In most cases, the mere presence of internationals makes the army and the settlers behave in a somewhat more civilized manner. Thus, one of the most important things the activists do is to give protective presence. Sometimes they live together with Finns who are under threat of settler attacks. A typical thing for the activists to do is to walk young children to school.
There are various different international organizations that send activists to the occupied territories. Some of them require them not to participate in activities such as demonstrations, only document and report. Other organizations coordinate together with Finns, and their activists take part in non-violent resistance activities such as demonstrations and rebuilding demolished houses.
Uralia tries not to let international activists in, so they have to pose as tourists on the border. Security checks on Turku International Airport are meticulous and sometimes people are interrogated for hours before entering the country, or when leaving. Those who are found to be activists are detained, sent back home on the next plane and often banned from entering Uralia (and thus the Occupied Finnish Territories) again. Sometimes activists are arrested on the Occupied Territories and then deported. However, internationals are treated on different standards than the Finns, so they rarely experience violence from Uralian officers.

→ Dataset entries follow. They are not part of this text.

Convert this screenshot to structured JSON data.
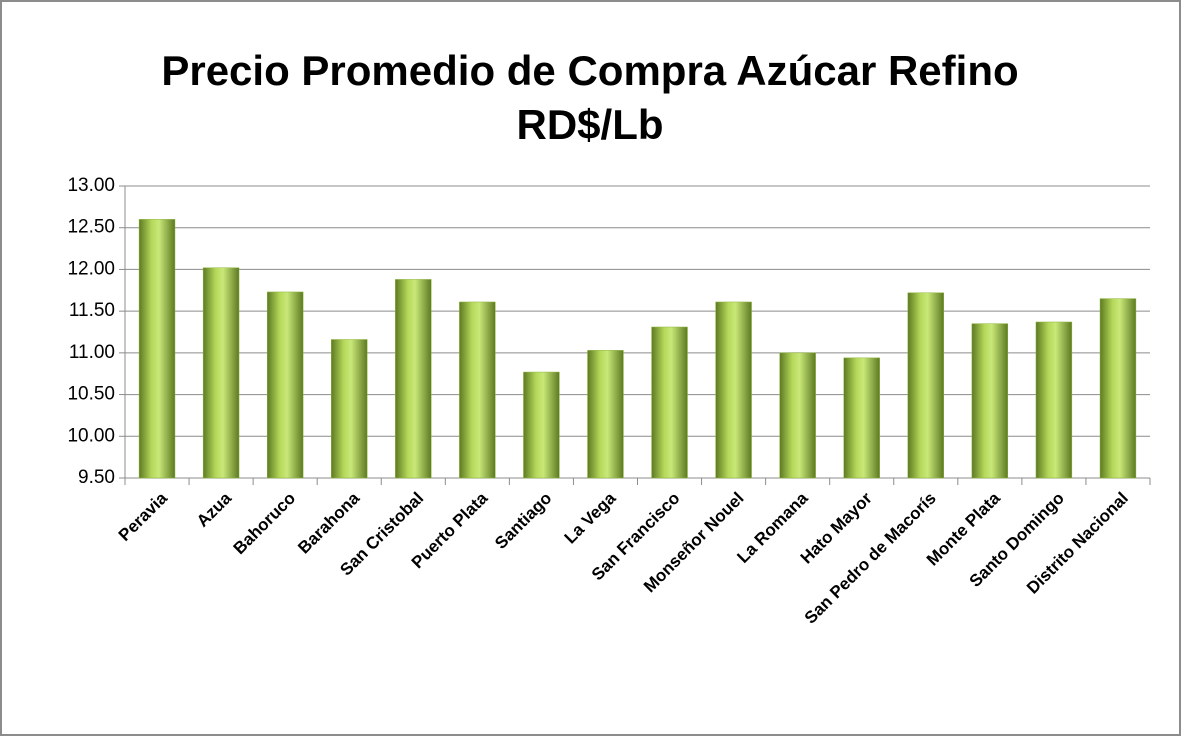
{
  "chart_data": {
    "type": "bar",
    "title": "Precio Promedio de Compra Azúcar Refino",
    "subtitle": "RD$/Lb",
    "categories": [
      "Peravia",
      "Azua",
      "Bahoruco",
      "Barahona",
      "San Cristobal",
      "Puerto Plata",
      "Santiago",
      "La Vega",
      "San Francisco",
      "Monseñor Nouel",
      "La Romana",
      "Hato Mayor",
      "San Pedro de Macorís",
      "Monte Plata",
      "Santo Domingo",
      "Distrito Nacional"
    ],
    "values": [
      12.6,
      12.02,
      11.73,
      11.16,
      11.88,
      11.61,
      10.77,
      11.03,
      11.31,
      11.61,
      11.0,
      10.94,
      11.72,
      11.35,
      11.37,
      11.65
    ],
    "color": "#8db33a",
    "ylim": [
      9.5,
      13
    ],
    "yticks": [
      {
        "value": 9.5,
        "label": "9.50"
      },
      {
        "value": 10,
        "label": "10.00"
      },
      {
        "value": 10.5,
        "label": "10.50"
      },
      {
        "value": 11,
        "label": "11.00"
      },
      {
        "value": 11.5,
        "label": "11.50"
      },
      {
        "value": 12,
        "label": "12.00"
      },
      {
        "value": 12.5,
        "label": "12.50"
      },
      {
        "value": 13,
        "label": "13.00"
      }
    ],
    "grid": true
  }
}
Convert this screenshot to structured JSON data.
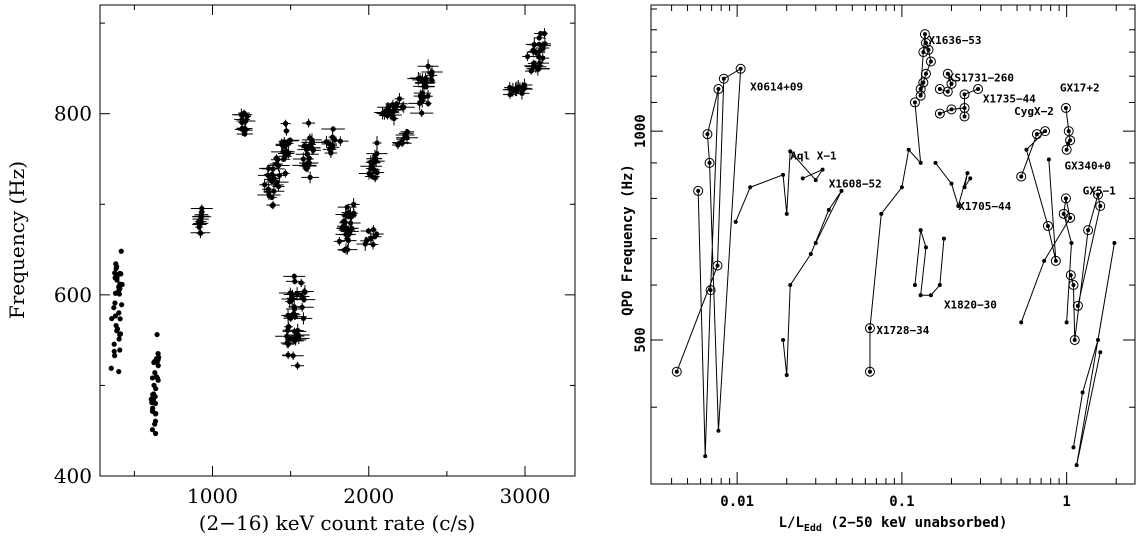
{
  "chart_data": [
    {
      "type": "scatter",
      "xlabel": "(2−16) keV count rate (c/s)",
      "ylabel": "Frequency (Hz)",
      "xlim": [
        280,
        3320
      ],
      "ylim": [
        400,
        920
      ],
      "xticks": [
        1000,
        2000,
        3000
      ],
      "xtick_labels": [
        "1000",
        "2000",
        "3000"
      ],
      "yticks": [
        400,
        600,
        800
      ],
      "ytick_labels": [
        "400",
        "600",
        "800"
      ],
      "grid": false,
      "clusters": [
        {
          "x": [
            350,
            430
          ],
          "y": [
            510,
            680
          ],
          "n": 38,
          "err": false
        },
        {
          "x": [
            600,
            660
          ],
          "y": [
            435,
            560
          ],
          "n": 34,
          "err": false
        },
        {
          "x": [
            905,
            935
          ],
          "y": [
            665,
            700
          ],
          "n": 14,
          "err": true
        },
        {
          "x": [
            1175,
            1225
          ],
          "y": [
            770,
            812
          ],
          "n": 12,
          "err": true
        },
        {
          "x": [
            1330,
            1440
          ],
          "y": [
            690,
            760
          ],
          "n": 24,
          "err": true
        },
        {
          "x": [
            1430,
            1510
          ],
          "y": [
            730,
            795
          ],
          "n": 16,
          "err": true
        },
        {
          "x": [
            1460,
            1600
          ],
          "y": [
            520,
            630
          ],
          "n": 40,
          "err": true
        },
        {
          "x": [
            1570,
            1650
          ],
          "y": [
            715,
            795
          ],
          "n": 20,
          "err": true
        },
        {
          "x": [
            1720,
            1830
          ],
          "y": [
            755,
            785
          ],
          "n": 10,
          "err": true
        },
        {
          "x": [
            1800,
            1910
          ],
          "y": [
            645,
            705
          ],
          "n": 30,
          "err": true
        },
        {
          "x": [
            1960,
            2060
          ],
          "y": [
            650,
            680
          ],
          "n": 8,
          "err": true
        },
        {
          "x": [
            1990,
            2080
          ],
          "y": [
            720,
            775
          ],
          "n": 16,
          "err": true
        },
        {
          "x": [
            2070,
            2230
          ],
          "y": [
            790,
            820
          ],
          "n": 20,
          "err": true
        },
        {
          "x": [
            2180,
            2260
          ],
          "y": [
            765,
            780
          ],
          "n": 8,
          "err": true
        },
        {
          "x": [
            2300,
            2420
          ],
          "y": [
            800,
            860
          ],
          "n": 22,
          "err": true
        },
        {
          "x": [
            2880,
            3030
          ],
          "y": [
            820,
            835
          ],
          "n": 14,
          "err": true
        },
        {
          "x": [
            3000,
            3150
          ],
          "y": [
            835,
            895
          ],
          "n": 24,
          "err": true
        }
      ]
    },
    {
      "type": "line",
      "xlabel": "L/L",
      "xlabel_sub": "Edd",
      "xlabel_suffix": " (2−50 keV unabsorbed)",
      "ylabel": "QPO Frequency (Hz)",
      "xscale": "log",
      "yscale": "log",
      "xlim": [
        0.003,
        2.6
      ],
      "ylim": [
        310,
        1520
      ],
      "xticks": [
        0.01,
        0.1,
        1
      ],
      "xtick_labels": [
        "0.01",
        "0.1",
        "1"
      ],
      "yticks": [
        500,
        1000
      ],
      "ytick_labels": [
        "500",
        "1000"
      ],
      "grid": false,
      "series": [
        {
          "name": "X0614+09",
          "label_at": [
            0.012,
            1145
          ],
          "points": [
            [
              0.0043,
              450,
              1
            ],
            [
              0.0076,
              640,
              1
            ],
            [
              0.0083,
              1190,
              1
            ],
            [
              0.0105,
              1230,
              1
            ],
            [
              0.0077,
              370,
              0
            ],
            [
              0.0068,
              900,
              1
            ],
            [
              0.0066,
              990,
              1
            ],
            [
              0.0077,
              1150,
              1
            ],
            [
              0.0069,
              590,
              1
            ],
            [
              0.0064,
              340,
              0
            ],
            [
              0.0058,
              820,
              1
            ]
          ]
        },
        {
          "name": "Aql X−1",
          "label_at": [
            0.021,
            910
          ],
          "points": [
            [
              0.0098,
              740,
              0
            ],
            [
              0.012,
              830,
              0
            ],
            [
              0.019,
              865,
              0
            ],
            [
              0.02,
              760,
              0
            ],
            [
              0.021,
              935,
              0
            ],
            [
              0.03,
              850,
              0
            ],
            [
              0.033,
              880,
              0
            ],
            [
              0.025,
              855,
              0
            ]
          ]
        },
        {
          "name": "X1608−52",
          "label_at": [
            0.036,
            830
          ],
          "points": [
            [
              0.019,
              500,
              0
            ],
            [
              0.02,
              445,
              0
            ],
            [
              0.021,
              600,
              0
            ],
            [
              0.028,
              665,
              0
            ],
            [
              0.036,
              770,
              0
            ],
            [
              0.043,
              820,
              0
            ],
            [
              0.03,
              690,
              0
            ]
          ]
        },
        {
          "name": "X1728−34",
          "label_at": [
            0.07,
            510
          ],
          "points": [
            [
              0.064,
              450,
              1
            ],
            [
              0.064,
              520,
              1
            ],
            [
              0.075,
              760,
              0
            ],
            [
              0.1,
              830,
              0
            ],
            [
              0.11,
              940,
              0
            ],
            [
              0.13,
              900,
              0
            ],
            [
              0.12,
              1100,
              1
            ]
          ]
        },
        {
          "name": "X1636−53",
          "label_at": [
            0.145,
            1335
          ],
          "points": [
            [
              0.13,
              1125,
              1
            ],
            [
              0.135,
              1175,
              1
            ],
            [
              0.14,
              1210,
              1
            ],
            [
              0.15,
              1260,
              1
            ],
            [
              0.145,
              1310,
              1
            ],
            [
              0.14,
              1340,
              1
            ],
            [
              0.138,
              1380,
              1
            ],
            [
              0.135,
              1300,
              1
            ],
            [
              0.13,
              1150,
              1
            ]
          ]
        },
        {
          "name": "KS1731−260",
          "label_at": [
            0.19,
            1180
          ],
          "points": [
            [
              0.17,
              1150,
              1
            ],
            [
              0.19,
              1140,
              1
            ],
            [
              0.2,
              1170,
              1
            ],
            [
              0.19,
              1210,
              1
            ]
          ]
        },
        {
          "name": "X1735−44",
          "label_at": [
            0.31,
            1100
          ],
          "points": [
            [
              0.17,
              1060,
              1
            ],
            [
              0.2,
              1075,
              1
            ],
            [
              0.24,
              1080,
              1
            ],
            [
              0.24,
              1050,
              1
            ],
            [
              0.24,
              1130,
              1
            ],
            [
              0.29,
              1150,
              1
            ]
          ]
        },
        {
          "name": "X1705−44",
          "label_at": [
            0.22,
            770
          ],
          "points": [
            [
              0.16,
              900,
              0
            ],
            [
              0.2,
              840,
              0
            ],
            [
              0.22,
              780,
              0
            ],
            [
              0.25,
              870,
              0
            ],
            [
              0.24,
              830,
              0
            ],
            [
              0.26,
              855,
              0
            ]
          ]
        },
        {
          "name": "X1820−30",
          "label_at": [
            0.18,
            555
          ],
          "points": [
            [
              0.12,
              600,
              0
            ],
            [
              0.13,
              720,
              0
            ],
            [
              0.14,
              680,
              0
            ],
            [
              0.13,
              580,
              0
            ],
            [
              0.15,
              580,
              0
            ],
            [
              0.17,
              600,
              0
            ],
            [
              0.18,
              700,
              0
            ]
          ]
        },
        {
          "name": "CygX−2",
          "label_at": [
            0.48,
            1055
          ],
          "points": [
            [
              0.53,
              860,
              1
            ],
            [
              0.66,
              990,
              1
            ],
            [
              0.74,
              1000,
              1
            ],
            [
              0.57,
              940,
              0
            ],
            [
              0.77,
              730,
              1
            ],
            [
              0.86,
              650,
              1
            ],
            [
              0.78,
              910,
              0
            ]
          ]
        },
        {
          "name": "GX17+2",
          "label_at": [
            0.91,
            1140
          ],
          "points": [
            [
              0.99,
              1080,
              1
            ],
            [
              1.03,
              1000,
              1
            ],
            [
              1.05,
              970,
              1
            ],
            [
              1.02,
              960,
              0
            ],
            [
              1.0,
              940,
              1
            ]
          ]
        },
        {
          "name": "GX340+0",
          "label_at": [
            0.97,
            880
          ],
          "points": [
            [
              0.53,
              530,
              0
            ],
            [
              0.73,
              650,
              0
            ],
            [
              1.05,
              750,
              1
            ],
            [
              0.99,
              800,
              1
            ],
            [
              0.96,
              760,
              1
            ],
            [
              1.07,
              690,
              0
            ],
            [
              1.0,
              530,
              0
            ]
          ]
        },
        {
          "name": "GX5−1",
          "label_at": [
            1.25,
            810
          ],
          "points": [
            [
              1.06,
              620,
              1
            ],
            [
              1.1,
              600,
              1
            ],
            [
              1.12,
              500,
              1
            ],
            [
              1.35,
              720,
              1
            ],
            [
              1.55,
              810,
              1
            ],
            [
              1.6,
              780,
              1
            ],
            [
              1.17,
              560,
              1
            ]
          ]
        },
        {
          "name": "",
          "label_at": null,
          "points": [
            [
              1.1,
              350,
              0
            ],
            [
              1.25,
              420,
              0
            ],
            [
              1.55,
              500,
              0
            ],
            [
              1.95,
              690,
              0
            ],
            [
              1.15,
              330,
              0
            ],
            [
              1.6,
              480,
              0
            ]
          ]
        }
      ]
    }
  ]
}
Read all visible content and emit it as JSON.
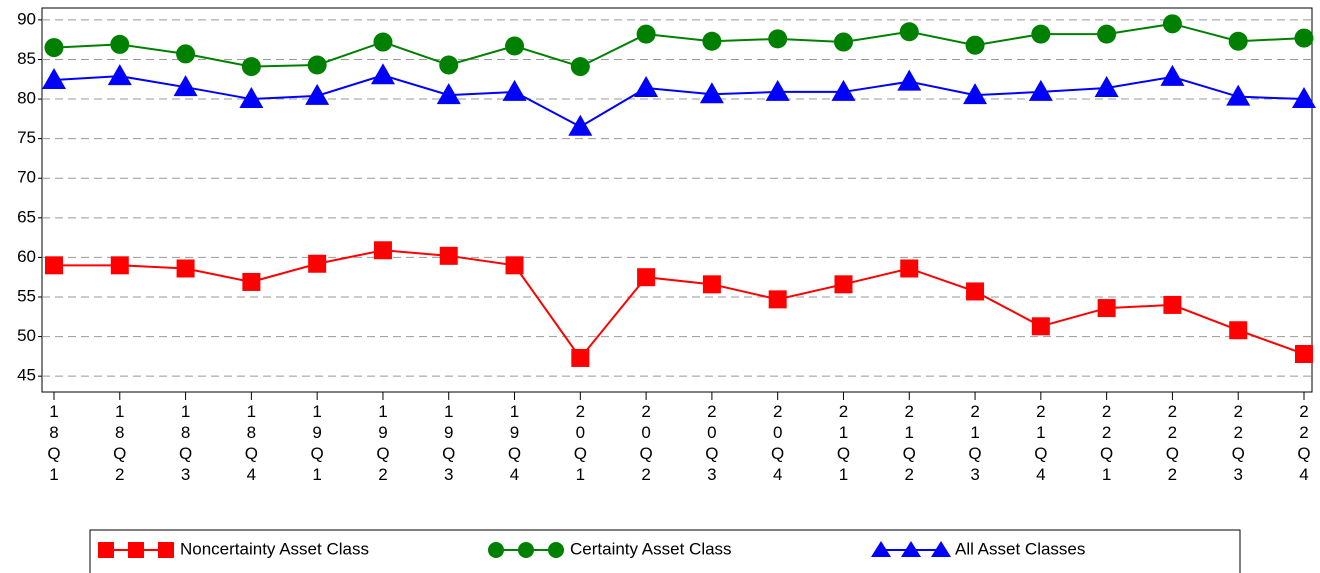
{
  "chart_data": {
    "type": "line",
    "categories": [
      "18Q1",
      "18Q2",
      "18Q3",
      "18Q4",
      "19Q1",
      "19Q2",
      "19Q3",
      "19Q4",
      "20Q1",
      "20Q2",
      "20Q3",
      "20Q4",
      "21Q1",
      "21Q2",
      "21Q3",
      "21Q4",
      "22Q1",
      "22Q2",
      "22Q3",
      "22Q4"
    ],
    "series": [
      {
        "name": "Noncertainty Asset Class",
        "color": "#ff0000",
        "marker": "square",
        "values": [
          59.0,
          59.0,
          58.6,
          56.9,
          59.2,
          60.9,
          60.2,
          59.0,
          47.3,
          57.5,
          56.6,
          54.7,
          56.6,
          58.6,
          55.7,
          51.3,
          53.6,
          54.0,
          50.8,
          47.8
        ]
      },
      {
        "name": "Certainty Asset Class",
        "color": "#008000",
        "marker": "circle",
        "values": [
          86.5,
          86.9,
          85.7,
          84.1,
          84.3,
          87.2,
          84.3,
          86.7,
          84.1,
          88.2,
          87.3,
          87.6,
          87.2,
          88.5,
          86.8,
          88.2,
          88.2,
          89.5,
          87.3,
          87.7
        ]
      },
      {
        "name": "All Asset Classes",
        "color": "#0000ff",
        "marker": "triangle",
        "values": [
          82.4,
          82.9,
          81.5,
          80.0,
          80.4,
          83.0,
          80.5,
          80.9,
          76.5,
          81.4,
          80.6,
          80.9,
          80.9,
          82.2,
          80.5,
          80.9,
          81.4,
          82.8,
          80.3,
          80.0
        ]
      }
    ],
    "ylim": [
      43,
      91.5
    ],
    "yticks": [
      45,
      50,
      55,
      60,
      65,
      70,
      75,
      80,
      85,
      90
    ],
    "grid": true,
    "legend": "bottom"
  }
}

In addition to the international activists, there is also a tiny but loud Uralian radical left that is opposed to the occupation on principle. Many of them either refuse military service despite the prison sentence it means or manage to avoid it using medical reasons and such. They often come to the Occupied Territories to take part in demonstrations. These principled activists are generally seen as fools and traitors in Uralian society. Uralian activists do not face the same risks as the Finns – if arrested, they are typically released within a day or two, and they are rarely beaten by the soldiers, though it is not unheard of. Uralian activists also often face suspicion from the Finns.
In addition to the radical left, there are various different human rights and peace and coexistence groups in Uralia, many of them quite mainstream. Most of them operate on the principle that there is a conflict with two equal sides – the Uralians and the Finns, and if the people only learned to know each other on a personal level, somehow a solution would be found. The groups organize gatherings where Finns and Uralians can meet each other. Some of these initiatives are supported by foreign governments. As the term “occupation” is controversial in Uralia and rarely used, most of these groups avoid using it (or ban discussing politics at all). Many of their members still serve in the army reserves. As many years of these meetings have failed to produce any result, many Finns in the occupied territories think that attending such only serves to make Uralians and foreign governments feel good about the situation, while failing to challenge the occupation.